2008_37 (585)
Шрифт:
"…Старенькая, видавшая виды служительница театра шептала мне: "Уходите скорей!"…"
Уйти? Но ведь юная мстительница жаждет пусть терновых, но венков славы. Каково же её разочарование, когда вместо венков получaет она "бубенчики славы", как на шляпе юродивого. Её «подвиг» оценён даже не в хрустящий зелёный доллар, а в копейку!..
"…Mне нужен был процесс, и я наконец дождалась. Штатный гэбист, проводивший с семьей уик-энд, явился в бельэтаж и спросил, не я ли распространяю листовки. Я горячо подтвердила, что именно я. Он вцепился в меня так, как будто я собиралась бежать,
Всё так обыденно… Мир вокруг живёт своей жизнью…
Посмотрите, как ведут себя люди. Похожи ли они на сломленных, загнанных, не имеющих голоса, живущих в постоянном страхе дрожaщих тварей, какими их пытаются изобразить нынешние либералы? Похожи ли они на «совков» из демократических сказок?
А «гэбист»? Напоминает ли он вам гестаповца? Так ли он всесилен, как его пытаются нам показать сегодня? Даже ОМОНа под рукой нет — не создали ещё. Хамов ни в сортирах не замочить, ни мордами в пол уложить…
"…Нашлись еще какие-то гэбешные оперативники (похоже, в такие праздники они обязаны дежурить на таких спектаклях) и пошли в зал просить листовки. Вернули им 40 штук, 5 нашли разорванными. Пошли за остальными, вернулись: "Они не отдают!" Мой триумф был полный: 80 штук зрители сохранили, несмотря ни на что (а тогда это было весьма опасно, могли и обыскать весь зал)…"
Вот оно, знаменитое всесилие КГБ!!!
"Ожидая компетентные органы, я агитировала злых оперативников и равнодушных администраторов…"
Руки не вывернули, рот не заткнули, пулю в лоб не пустили. Позволили вести агитацию… Воистину КГБ было страшной организацией!
"…Революционного рвения никто не проявлял, кроме одной группы ветеранов войны… которые рвались в дверь, орали, что им испортили праздник, что они за этот строй воевали, и просили дать им меня, чтобы они могли убить меня собственными руками.

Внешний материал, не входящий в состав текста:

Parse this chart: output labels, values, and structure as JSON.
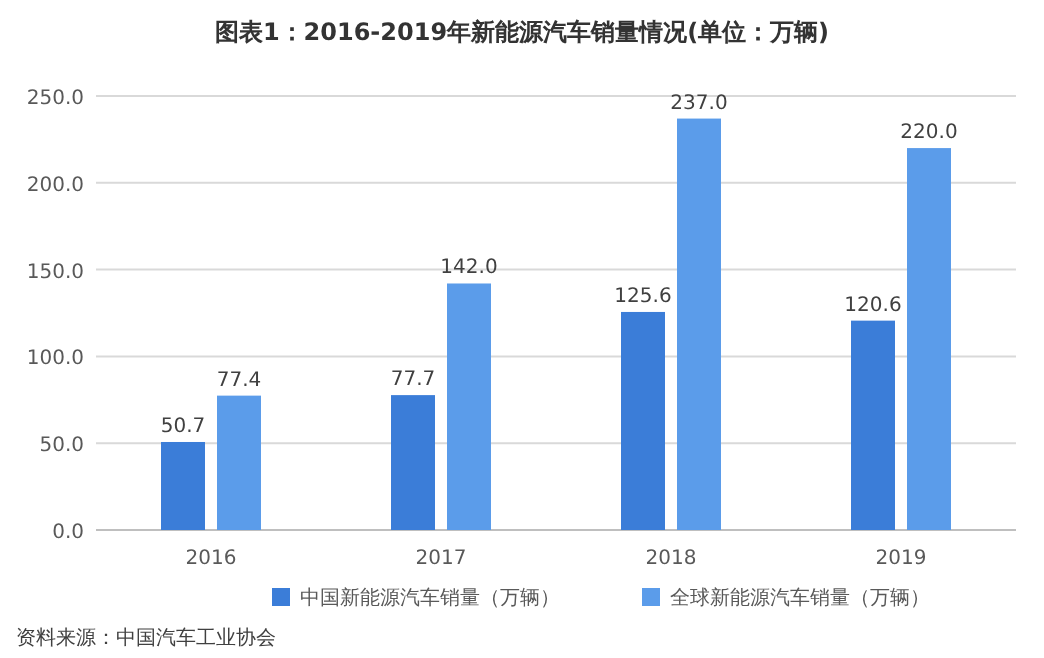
{
  "chart_data": {
    "type": "bar",
    "title": "图表1：2016-2019年新能源汽车销量情况(单位：万辆)",
    "categories": [
      "2016",
      "2017",
      "2018",
      "2019"
    ],
    "series": [
      {
        "name": "中国新能源汽车销量（万辆）",
        "color": "#3b7dd8",
        "values": [
          50.7,
          77.7,
          125.6,
          120.6
        ],
        "value_labels": [
          "50.7",
          "77.7",
          "125.6",
          "120.6"
        ]
      },
      {
        "name": "全球新能源汽车销量（万辆）",
        "color": "#5b9cea",
        "values": [
          77.4,
          142.0,
          237.0,
          220.0
        ],
        "value_labels": [
          "77.4",
          "142.0",
          "237.0",
          "220.0"
        ]
      }
    ],
    "ylim": [
      0,
      250
    ],
    "yticks": [
      {
        "value": 0,
        "label": "0.0"
      },
      {
        "value": 50,
        "label": "50.0"
      },
      {
        "value": 100,
        "label": "100.0"
      },
      {
        "value": 150,
        "label": "150.0"
      },
      {
        "value": 200,
        "label": "200.0"
      },
      {
        "value": 250,
        "label": "250.0"
      }
    ],
    "grid": "y",
    "legend": "bottom",
    "annotations": [
      "资料来源：中国汽车工业协会"
    ]
  }
}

Парочка прорвалась и стала засучивать рукава. Я встала с дивана и гордо шагнула навстречу, хамя ветеранам, как только это возможно (рабы, холопы, клевреты, опричники и т. д.). Оперативники развели нас, как на ринге, выталкивая ветеранов с воркованием: "Ну что вы волнуетесь, есть же компетентные органы, они приедут и займутся…" Но органы что-то не ехали до 23 часов… хотя от Лубянки до Дворца съездов было рукой подать…"
Как обидно! Новодворской казалось, что она в секунду станет знаменитым политическим преступником, а никто не обращает на неё внимания. Сами не повесили, не расстреляли, другим разорвать её не дали, на свидание с ней не спешат… Изверги!
"И вот наконец появились трое, прилично, но скромно одетые, и представились администратору."
То, что одеты они были скромно, не во фраки ("Double O Seven" you are not!), — как это, видимо, задело её самолюбие!!! Кто запомнил бы такую деталь? А вот Новодворская пронесла её через всю свою жизнь…
"…ушли в соседний кабинет изучать листовки… На меня они едва взглянули…"
Очередная обида! "Я, отчаянная террористка, перед вами, а вы даже не посмотрели в мою сторону!"
"Полчаса они изучали листовки… Они вышли и очень вежливо предложили мне поехать с ними: "Мы здесь рядом, недалеко". Мне до сих пор кажется, что если бы я испугалась хотя бы в этот момент, они бы меня с собой не взяли…"
Как это не похоже на "кровавую гэбню" из перестроечных рассказов!
"…Мы вышли к серой «Волге». Во Дворце уже никого не было. По дороге единственной претензией было то, что я не дала им спокойно провести праздники дома…Я, конечно, заявила, что именно этот праздник хотела им испортить, чтобы было неповадно праздновать такие вещи, как дни несуществующей, да еще сталинской, конституции…И в «Волгу», и в двери Малой Лубянки я вошла сама, без всяких наручников, и не мои спутники старались пресечь мой побег, а я, по-моему, очень бы расстроилась, если бы они от меня убежали."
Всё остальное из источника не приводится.